L’écosystème socionumérique actuel est marqué par la prolifération des puissances du faux (Eco 2022, Deleuze 1985) qui atténuent considérablement notre capacité à détecter les manifestations de tromperie. Ces phénomènes ne sont pas nouveaux. Des pratiques artistiques, que nous qualifions d’« arts trompeurs », jouent depuis longtemps sur les multiples ressorts de l’illusion, qu’elle soit occultée ou affichée, afin de divertir. Mais il nous semble que la situation actuelle révèle une rupture majeure : le système reposant sur les « régimes d’authenticité » qui fournissait des repères partageables, tout en assurant l’évolution de ce qu’on considérait « vrai », n’est plus opérant. L’efficacité et l’abondance des stratégies de tromperie dans l’espace informationnel vont jusqu’à mettre nos démocraties à risque. Ces régimes d’authenticité prennent place dans une ère dite de « post-vérité » ou encore « post-factuelle », où s’opèrent des transformations des systèmes de vérité, d’autorité et de légitimité à l’œuvre dans les dynamiques de médiations contemporaines. Selon une perspective d’intermédialité, les objets visés par ce numéro sont situés à la fois dans le domaine des « arts trompeurs », ces pratiques artistiques – historiques ou plus récentes – où interviennent des stratégies de tromperie et d’illusion, et dans l’écosystème socionumérique contemporain, où se produisent des phénomènes de désinformation engendrés notamment par la reconfiguration des dynamiques de médiation. Les deux régimes suscitent des imaginaires sociaux (Castoriadis 1975) qu’il s’agit d’examiner en les mettant en relation pour mieux en exposer les rouages. C’est bien la mise en tension entre ces deux sphères, artistique et informationnelle, où se manifestent les mécanismes et les stratagèmes de la tromperie, allant de l’illusion au subterfuge, de la supercherie à la duperie, que ce numéro veut examiner.

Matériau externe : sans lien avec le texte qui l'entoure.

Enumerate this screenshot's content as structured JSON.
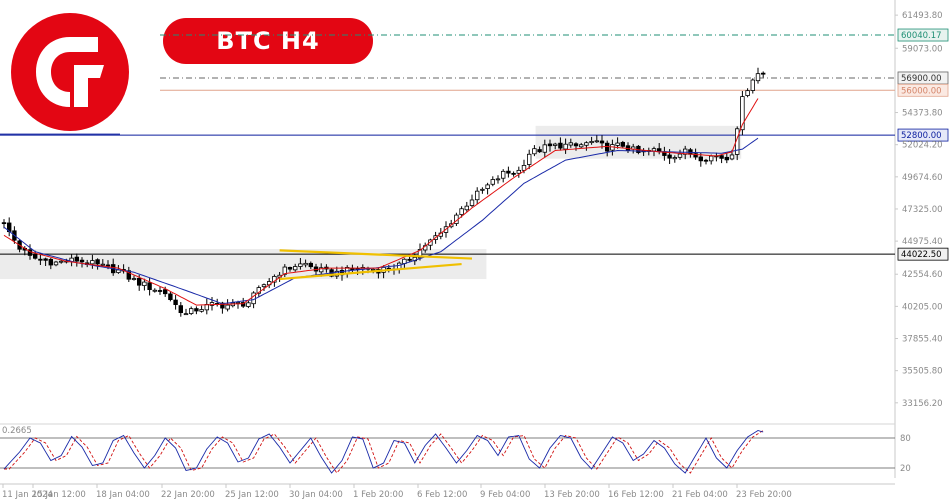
{
  "header": {
    "title": "BTC  H4"
  },
  "colors": {
    "brand_red": "#e30613",
    "candle": "#000000",
    "ma_fast": "#e01010",
    "ma_slow": "#1a2aa8",
    "support_line": "#0b1e9e",
    "level_line": "#000000",
    "target_line": "#1f8f74",
    "resistance_line": "#e0a48c",
    "triangle": "#f0c000",
    "zone": "#ececec"
  },
  "chart_data": [
    {
      "type": "candlestick",
      "instrument": "BTC",
      "timeframe": "H4",
      "ylim": [
        31900,
        62600
      ],
      "y_ticks": [
        "61493.80",
        "59073.00",
        "54373.80",
        "52024.20",
        "49674.60",
        "47325.00",
        "44975.40",
        "42554.60",
        "40205.00",
        "37855.40",
        "35505.80",
        "33156.20"
      ],
      "x_ticks": [
        "11 Jan 2024",
        "15 Jan 12:00",
        "18 Jan 04:00",
        "22 Jan 20:00",
        "25 Jan 12:00",
        "30 Jan 04:00",
        "1 Feb 20:00",
        "6 Feb 12:00",
        "9 Feb 04:00",
        "13 Feb 20:00",
        "16 Feb 12:00",
        "21 Feb 04:00",
        "23 Feb 20:00"
      ],
      "horizontal_levels": [
        {
          "name": "target",
          "value": 60040.17,
          "label": "60040.17",
          "style": "dash-dot"
        },
        {
          "name": "upper",
          "value": 56900.0,
          "label": "56900.00",
          "style": "dash-dot"
        },
        {
          "name": "resistance",
          "value": 56000.0,
          "label": "56000.00",
          "style": "solid"
        },
        {
          "name": "support",
          "value": 52800.0,
          "label": "52800.00",
          "style": "solid"
        },
        {
          "name": "base",
          "value": 44022.5,
          "label": "44022.50",
          "style": "solid"
        }
      ],
      "close_path": [
        [
          0,
          46200
        ],
        [
          3,
          44500
        ],
        [
          5,
          43800
        ],
        [
          10,
          43400
        ],
        [
          14,
          43600
        ],
        [
          18,
          43200
        ],
        [
          22,
          42800
        ],
        [
          25,
          42100
        ],
        [
          28,
          41600
        ],
        [
          31,
          41200
        ],
        [
          33,
          40300
        ],
        [
          35,
          39600
        ],
        [
          37,
          40000
        ],
        [
          40,
          40300
        ],
        [
          44,
          40300
        ],
        [
          47,
          40500
        ],
        [
          50,
          41800
        ],
        [
          53,
          42700
        ],
        [
          56,
          43200
        ],
        [
          58,
          43300
        ],
        [
          60,
          42900
        ],
        [
          63,
          42600
        ],
        [
          66,
          42800
        ],
        [
          69,
          43000
        ],
        [
          72,
          42900
        ],
        [
          75,
          43000
        ],
        [
          77,
          43400
        ],
        [
          79,
          44000
        ],
        [
          81,
          44700
        ],
        [
          84,
          45500
        ],
        [
          87,
          46900
        ],
        [
          90,
          48100
        ],
        [
          93,
          49000
        ],
        [
          96,
          49900
        ],
        [
          99,
          50100
        ],
        [
          101,
          51400
        ],
        [
          104,
          51800
        ],
        [
          107,
          52000
        ],
        [
          110,
          51900
        ],
        [
          113,
          52200
        ],
        [
          116,
          51800
        ],
        [
          119,
          52000
        ],
        [
          122,
          51400
        ],
        [
          125,
          51600
        ],
        [
          128,
          51200
        ],
        [
          131,
          51500
        ],
        [
          134,
          51100
        ],
        [
          137,
          51200
        ],
        [
          139,
          51000
        ],
        [
          140,
          51500
        ],
        [
          141,
          53400
        ],
        [
          142,
          55300
        ],
        [
          143,
          56200
        ],
        [
          144,
          56900
        ],
        [
          145,
          57200
        ]
      ],
      "ma_fast_path": [
        [
          0,
          45400
        ],
        [
          5,
          44200
        ],
        [
          12,
          43500
        ],
        [
          22,
          43000
        ],
        [
          31,
          41500
        ],
        [
          37,
          40300
        ],
        [
          46,
          40400
        ],
        [
          54,
          42600
        ],
        [
          62,
          43000
        ],
        [
          72,
          43000
        ],
        [
          80,
          44300
        ],
        [
          90,
          47400
        ],
        [
          98,
          49600
        ],
        [
          106,
          51600
        ],
        [
          116,
          51900
        ],
        [
          126,
          51500
        ],
        [
          137,
          51200
        ],
        [
          140,
          51500
        ],
        [
          142,
          53500
        ],
        [
          145,
          55400
        ]
      ],
      "ma_slow_path": [
        [
          0,
          46000
        ],
        [
          6,
          44200
        ],
        [
          14,
          43400
        ],
        [
          25,
          42700
        ],
        [
          34,
          41500
        ],
        [
          42,
          40400
        ],
        [
          48,
          40700
        ],
        [
          56,
          42300
        ],
        [
          66,
          42800
        ],
        [
          76,
          43200
        ],
        [
          84,
          44200
        ],
        [
          92,
          46500
        ],
        [
          100,
          49200
        ],
        [
          108,
          50900
        ],
        [
          118,
          51600
        ],
        [
          128,
          51500
        ],
        [
          138,
          51400
        ],
        [
          142,
          51700
        ],
        [
          145,
          52500
        ]
      ],
      "zones": [
        {
          "from_candle": 0,
          "to_candle": 92,
          "low": 42200,
          "high": 44400
        },
        {
          "from_candle": 103,
          "to_candle": 141,
          "low": 51000,
          "high": 53400
        }
      ],
      "triangle": {
        "upper": [
          [
            53,
            44300
          ],
          [
            90,
            43700
          ]
        ],
        "lower": [
          [
            53,
            42200
          ],
          [
            88,
            43300
          ]
        ]
      }
    },
    {
      "type": "line",
      "name": "stochastic",
      "ylim": [
        0,
        100
      ],
      "levels": [
        {
          "value": 80,
          "label": "80"
        },
        {
          "value": 20,
          "label": "20"
        }
      ],
      "corner_label": "0.2665",
      "main_path": [
        [
          0,
          18
        ],
        [
          3,
          52
        ],
        [
          5,
          80
        ],
        [
          7,
          70
        ],
        [
          9,
          35
        ],
        [
          11,
          45
        ],
        [
          13,
          83
        ],
        [
          15,
          62
        ],
        [
          17,
          25
        ],
        [
          19,
          30
        ],
        [
          21,
          75
        ],
        [
          23,
          85
        ],
        [
          25,
          50
        ],
        [
          27,
          20
        ],
        [
          29,
          45
        ],
        [
          31,
          80
        ],
        [
          33,
          60
        ],
        [
          35,
          15
        ],
        [
          37,
          20
        ],
        [
          39,
          58
        ],
        [
          41,
          82
        ],
        [
          43,
          70
        ],
        [
          45,
          32
        ],
        [
          47,
          40
        ],
        [
          49,
          78
        ],
        [
          51,
          88
        ],
        [
          53,
          62
        ],
        [
          55,
          30
        ],
        [
          57,
          55
        ],
        [
          59,
          80
        ],
        [
          61,
          42
        ],
        [
          63,
          10
        ],
        [
          65,
          35
        ],
        [
          67,
          82
        ],
        [
          69,
          78
        ],
        [
          71,
          20
        ],
        [
          73,
          30
        ],
        [
          75,
          75
        ],
        [
          77,
          70
        ],
        [
          79,
          30
        ],
        [
          81,
          65
        ],
        [
          83,
          88
        ],
        [
          85,
          60
        ],
        [
          87,
          30
        ],
        [
          89,
          55
        ],
        [
          91,
          85
        ],
        [
          93,
          75
        ],
        [
          95,
          45
        ],
        [
          97,
          82
        ],
        [
          99,
          85
        ],
        [
          101,
          38
        ],
        [
          103,
          20
        ],
        [
          105,
          60
        ],
        [
          107,
          85
        ],
        [
          109,
          80
        ],
        [
          111,
          40
        ],
        [
          113,
          18
        ],
        [
          115,
          50
        ],
        [
          117,
          82
        ],
        [
          119,
          70
        ],
        [
          121,
          35
        ],
        [
          123,
          48
        ],
        [
          125,
          75
        ],
        [
          127,
          60
        ],
        [
          129,
          28
        ],
        [
          131,
          10
        ],
        [
          133,
          45
        ],
        [
          135,
          80
        ],
        [
          137,
          40
        ],
        [
          139,
          20
        ],
        [
          141,
          55
        ],
        [
          143,
          82
        ],
        [
          145,
          95
        ],
        [
          146,
          92
        ]
      ],
      "signal_offset": 1
    }
  ]
}
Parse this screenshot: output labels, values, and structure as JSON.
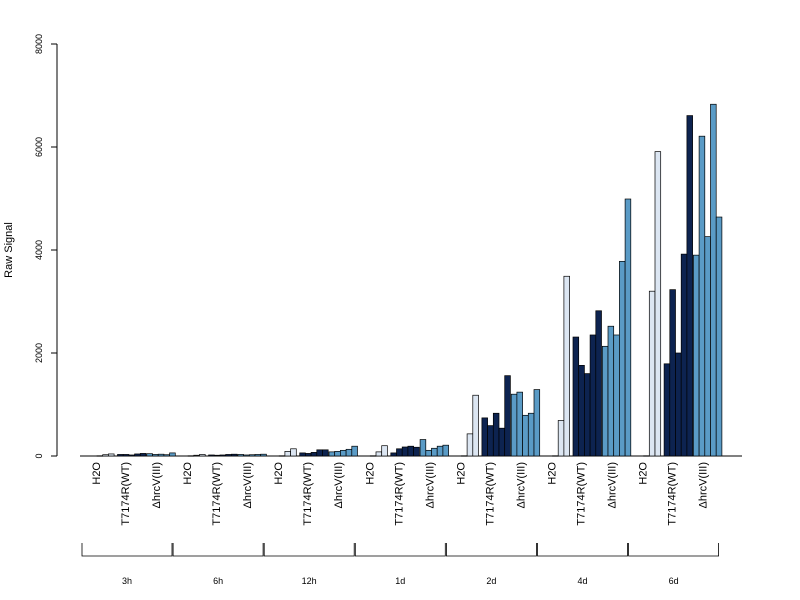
{
  "chart_data": {
    "type": "bar",
    "ylabel": "Raw Signal",
    "ylim": [
      0,
      8000
    ],
    "yticks": [
      "0",
      "2000",
      "4000",
      "6000",
      "8000"
    ],
    "treatments": [
      "H2O",
      "T7174R(WT)",
      "ΔhrcV(III)"
    ],
    "timepoints": [
      "3h",
      "6h",
      "12h",
      "1d",
      "2d",
      "4d",
      "6d"
    ],
    "colors": {
      "H2O": "#dce6f2",
      "T7174R(WT)": "#0d2350",
      "ΔhrcV(III)": "#5a9bc6"
    },
    "groups": [
      {
        "time": "3h",
        "H2O": [
          5,
          25,
          40
        ],
        "T7174R(WT)": [
          30,
          30,
          20,
          40,
          50
        ],
        "ΔhrcV(III)": [
          45,
          30,
          35,
          25,
          60
        ]
      },
      {
        "time": "6h",
        "H2O": [
          5,
          15,
          30
        ],
        "T7174R(WT)": [
          20,
          15,
          20,
          30,
          35
        ],
        "ΔhrcV(III)": [
          30,
          20,
          25,
          30,
          35
        ]
      },
      {
        "time": "12h",
        "H2O": [
          5,
          90,
          140
        ],
        "T7174R(WT)": [
          60,
          50,
          70,
          120,
          120
        ],
        "ΔhrcV(III)": [
          80,
          90,
          110,
          130,
          190
        ]
      },
      {
        "time": "1d",
        "H2O": [
          5,
          80,
          200
        ],
        "T7174R(WT)": [
          60,
          140,
          175,
          190,
          170
        ],
        "ΔhrcV(III)": [
          320,
          110,
          150,
          190,
          210
        ]
      },
      {
        "time": "2d",
        "H2O": [
          5,
          430,
          1180
        ],
        "T7174R(WT)": [
          740,
          590,
          830,
          540,
          1560
        ],
        "ΔhrcV(III)": [
          1200,
          1240,
          790,
          830,
          1290
        ]
      },
      {
        "time": "4d",
        "H2O": [
          5,
          690,
          3490
        ],
        "T7174R(WT)": [
          2310,
          1760,
          1600,
          2350,
          2820
        ],
        "ΔhrcV(III)": [
          2130,
          2520,
          2350,
          3780,
          4990
        ]
      },
      {
        "time": "6d",
        "H2O": [
          5,
          3200,
          5910
        ],
        "T7174R(WT)": [
          1790,
          3230,
          2000,
          3920,
          6610
        ],
        "ΔhrcV(III)": [
          3900,
          6210,
          4260,
          6830,
          4640
        ]
      }
    ]
  }
}
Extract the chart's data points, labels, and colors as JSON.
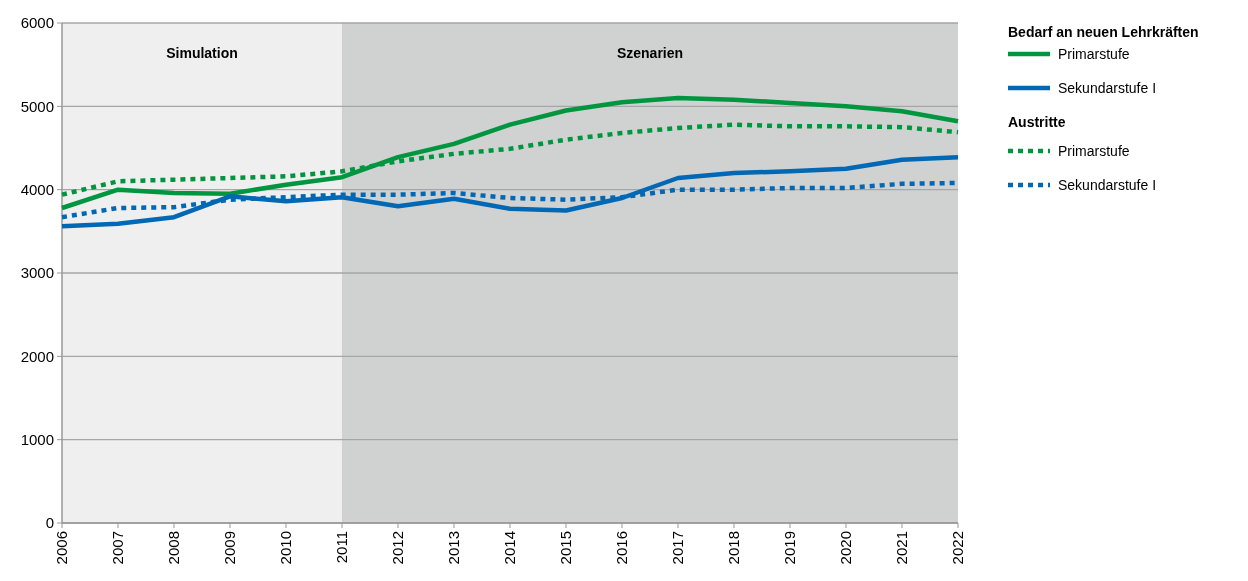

Nous voulons donc insister sur le fait que (1) les phénomènes en cause ne sont pas nouveaux – car ils découlent du très ancien art du mensonge, de la (dis)simulation ou de la tromperie dont les manifestations sont multiples, tant dans les fictions artistiques (littérature, arts vivants, cinéma, jeux vidéos)  que dans l’espace social – et (2) qu’ils ont pris des configurations inédites dans l’écosystème socionumérique actuel, alors que les médias ne se remplacent pas les uns les autres, mais se cumulent dans des effets d’interdépendance et d’amplification où les frontières – entre les genres, entre les médias – se brouillent (Nancy 2000, Couldry et Hepp 2016, Elleström 2014). Les phénomènes où se joue l’art de tromper se situent souvent à la lisière du vrai et du faux, du fictionnel et du documentaire, en mettant en cause les régimes d’authenticité par les stratégies du mensonge ou du subterfuge.

Le problème est ainsi devenu particulièrement saillant en raison de la complexification croissante de l’environnement médiatique et de l’hybridation accélérée des pratiques et technologies communicationnelles dans le contexte d’une croissance effrénée et exponentielle de l’information (et du débordement qui en découle), des défis inédits posés à nos capacités attentionnelles (Citton 2014), de la transformation des schèmes d’autorité qui interviennent dans l’espace public actuel et du développement essoufflant de technologies toujours plus raffinées dans l’art de la simulation, notamment celles de l’apprentissage automatique (Machine learning) et de l’intelligence artificielle (Deep Fakes), capables de manipuler les images, les discours et les données afin de tromper nos sens ou nos facultés cognitives (Brundage et als 2018), en démultipliant aussi les puissances du faux.

Ce sont ces questions engageant le domaine des arts trompeurs tout comme celui de la désinformation ou de la propagande dans l’écosystème numérique que ce numéro d’Intermédialités veut examiner. Dans le choix des articles retenus, nous allons privilégier deux perspectives convergentes qui, en d’autres termes, s’appuient l’une sur l’autre : les réflexions sur les enjeux théoriques que soulève, aujourd’hui et autrefois, l’acte de tromper, dans les différentes acceptions du terme, et les études de cas mettant en relief l’un des phénomènes où intervient le « tromper » dans l’écosystème numérique actuel, allant des arts trompeurs (cinéma, arts vivants, littérature, jeux vidéo) jusqu’à la post-vérité (croisement des champs artistiques, de l’information et de la communication).